IPTABLES -t nat -A POSTROUTING -o eth1 --j MASQUERADE

which means masquerading all packets that go out through Eth1. This is done if you do not get a NAT IP from your ISP, only 1 public IP is owned, which is the one installed on Eth1. Don't forget to run the service IPTABLES save command so that all the rules created are saved and run when the system is rebooted.

2. Insert kernel modules to handle specific protocols.

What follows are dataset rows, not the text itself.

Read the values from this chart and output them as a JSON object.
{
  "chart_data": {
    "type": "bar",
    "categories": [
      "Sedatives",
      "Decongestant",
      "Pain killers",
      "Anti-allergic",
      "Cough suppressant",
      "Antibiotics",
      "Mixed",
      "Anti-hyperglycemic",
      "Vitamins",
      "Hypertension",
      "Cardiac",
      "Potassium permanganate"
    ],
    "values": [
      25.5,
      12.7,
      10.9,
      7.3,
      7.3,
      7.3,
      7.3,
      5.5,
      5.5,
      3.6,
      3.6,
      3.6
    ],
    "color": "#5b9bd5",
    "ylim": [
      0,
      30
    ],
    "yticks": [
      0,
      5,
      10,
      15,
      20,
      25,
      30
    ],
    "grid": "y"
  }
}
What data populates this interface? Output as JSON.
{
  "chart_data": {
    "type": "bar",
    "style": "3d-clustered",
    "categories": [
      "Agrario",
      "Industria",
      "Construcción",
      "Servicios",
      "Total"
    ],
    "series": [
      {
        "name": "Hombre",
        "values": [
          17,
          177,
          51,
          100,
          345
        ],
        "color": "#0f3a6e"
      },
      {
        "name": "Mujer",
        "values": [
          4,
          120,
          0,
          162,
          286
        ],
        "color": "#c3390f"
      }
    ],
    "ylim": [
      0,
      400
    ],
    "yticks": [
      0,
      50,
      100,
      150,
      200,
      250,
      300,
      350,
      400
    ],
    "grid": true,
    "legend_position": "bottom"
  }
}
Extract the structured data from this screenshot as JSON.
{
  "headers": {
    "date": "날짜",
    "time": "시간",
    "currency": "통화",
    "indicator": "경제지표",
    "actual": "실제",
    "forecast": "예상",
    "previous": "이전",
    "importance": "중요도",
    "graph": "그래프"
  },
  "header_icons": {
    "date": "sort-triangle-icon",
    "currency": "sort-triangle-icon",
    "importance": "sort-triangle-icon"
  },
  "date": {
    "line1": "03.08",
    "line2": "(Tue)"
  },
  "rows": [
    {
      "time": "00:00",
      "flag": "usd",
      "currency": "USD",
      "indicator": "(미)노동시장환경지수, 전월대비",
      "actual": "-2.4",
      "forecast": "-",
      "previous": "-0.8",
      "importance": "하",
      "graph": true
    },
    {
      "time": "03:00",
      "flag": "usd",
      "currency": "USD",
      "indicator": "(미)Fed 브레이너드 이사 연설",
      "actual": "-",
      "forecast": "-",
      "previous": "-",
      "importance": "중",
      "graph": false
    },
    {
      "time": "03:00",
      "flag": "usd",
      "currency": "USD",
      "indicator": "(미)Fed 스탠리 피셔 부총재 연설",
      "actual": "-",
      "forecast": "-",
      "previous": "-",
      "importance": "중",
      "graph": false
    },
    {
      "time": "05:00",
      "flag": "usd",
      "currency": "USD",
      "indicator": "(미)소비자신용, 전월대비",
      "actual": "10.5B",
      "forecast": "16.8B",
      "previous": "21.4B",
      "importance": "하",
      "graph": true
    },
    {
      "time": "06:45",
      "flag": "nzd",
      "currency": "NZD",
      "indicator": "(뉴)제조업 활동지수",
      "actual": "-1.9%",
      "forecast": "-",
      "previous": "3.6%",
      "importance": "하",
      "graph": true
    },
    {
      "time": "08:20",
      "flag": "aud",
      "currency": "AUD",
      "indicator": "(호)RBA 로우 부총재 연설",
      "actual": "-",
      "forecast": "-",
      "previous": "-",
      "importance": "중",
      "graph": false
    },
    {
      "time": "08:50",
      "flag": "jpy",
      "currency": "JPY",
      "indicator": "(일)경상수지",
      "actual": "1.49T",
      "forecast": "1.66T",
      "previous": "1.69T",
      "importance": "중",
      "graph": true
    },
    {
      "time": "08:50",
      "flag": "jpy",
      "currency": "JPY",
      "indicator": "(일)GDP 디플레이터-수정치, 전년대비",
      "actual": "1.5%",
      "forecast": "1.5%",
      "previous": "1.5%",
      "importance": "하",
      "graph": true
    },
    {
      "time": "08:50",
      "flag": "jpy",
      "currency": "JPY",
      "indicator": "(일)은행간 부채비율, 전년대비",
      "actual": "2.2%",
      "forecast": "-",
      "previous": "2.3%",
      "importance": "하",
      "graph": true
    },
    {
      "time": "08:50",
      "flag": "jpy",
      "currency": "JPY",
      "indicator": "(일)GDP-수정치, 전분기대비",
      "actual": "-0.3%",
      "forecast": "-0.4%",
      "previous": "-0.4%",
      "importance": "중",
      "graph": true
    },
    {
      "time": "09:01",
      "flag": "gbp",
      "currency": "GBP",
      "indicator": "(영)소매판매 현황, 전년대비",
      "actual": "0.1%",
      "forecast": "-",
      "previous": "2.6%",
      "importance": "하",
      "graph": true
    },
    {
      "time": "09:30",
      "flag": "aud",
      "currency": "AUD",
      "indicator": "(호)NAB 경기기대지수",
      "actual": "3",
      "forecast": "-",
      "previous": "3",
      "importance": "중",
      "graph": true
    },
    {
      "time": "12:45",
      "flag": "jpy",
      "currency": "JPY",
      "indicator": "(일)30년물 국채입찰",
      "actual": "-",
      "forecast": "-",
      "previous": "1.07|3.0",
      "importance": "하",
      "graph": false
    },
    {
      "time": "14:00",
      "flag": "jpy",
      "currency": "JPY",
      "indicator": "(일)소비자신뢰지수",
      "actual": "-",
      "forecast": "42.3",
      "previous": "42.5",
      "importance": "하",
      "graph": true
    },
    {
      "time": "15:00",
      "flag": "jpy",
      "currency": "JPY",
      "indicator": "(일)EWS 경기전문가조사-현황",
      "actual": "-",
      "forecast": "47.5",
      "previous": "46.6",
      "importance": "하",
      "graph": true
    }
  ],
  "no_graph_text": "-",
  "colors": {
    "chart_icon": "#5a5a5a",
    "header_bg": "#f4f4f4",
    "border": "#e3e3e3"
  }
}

modprobe -a ip_conntrack_ftp ip_net_ftp
modprobe -a ip_conntrack_irc ip_net_irc

You can build a destination NAT that will transparently redirect all packets coming from local network hosts sent by web browsers entering through the eth2 interface (the 3rd ethernet card on the masquerader machine) to a proxy server by implementing the following rules:

iptables -t nat -A PREROUTING -p tcp --port 80 -i eth2 -j DNAT --to 192.168.0.254

where IP address 192.168.0.254 is the proxy server address.

2. Conclusion 

Like a house that has a fence as its protection, whether from wood, concrete walls, barbed wire or a combination of several types of fences, it is not surprising that a computer which is a vital place in data communication that stores all the property and objects that we own should also be protected. Namely by using a firewall. A firewall is a method or mechanism that is applied to hardware, software or the system itself with the aim of protecting, either by filtering, limiting or even rejecting one or all relationships/activities of a segment on a private network with an external network that is not within its scope. IP addresses as a means of addressing on the Internet are increasingly becoming a luxury and exclusive item. Not just anyone can get a valid IP address easily these days. That is why a mechanism is needed that can save IP addresses. The simple logic for saving IP addresses is to share a valid IP address number to several other IP clients. Or in other words, several computers can access the Internet even though we only have one valid IP address.

One of those mechanisms is provided by Network Address Translation (NAT).

3. QUESTIONS

1. Explain the meaning of Firewall?
2. Mention the types of Firewall?
3. Explain the function and type of NAT?
4. What is the background to using NAT? And what are the advantages of using NAT?
5. Name the components that a NAT has!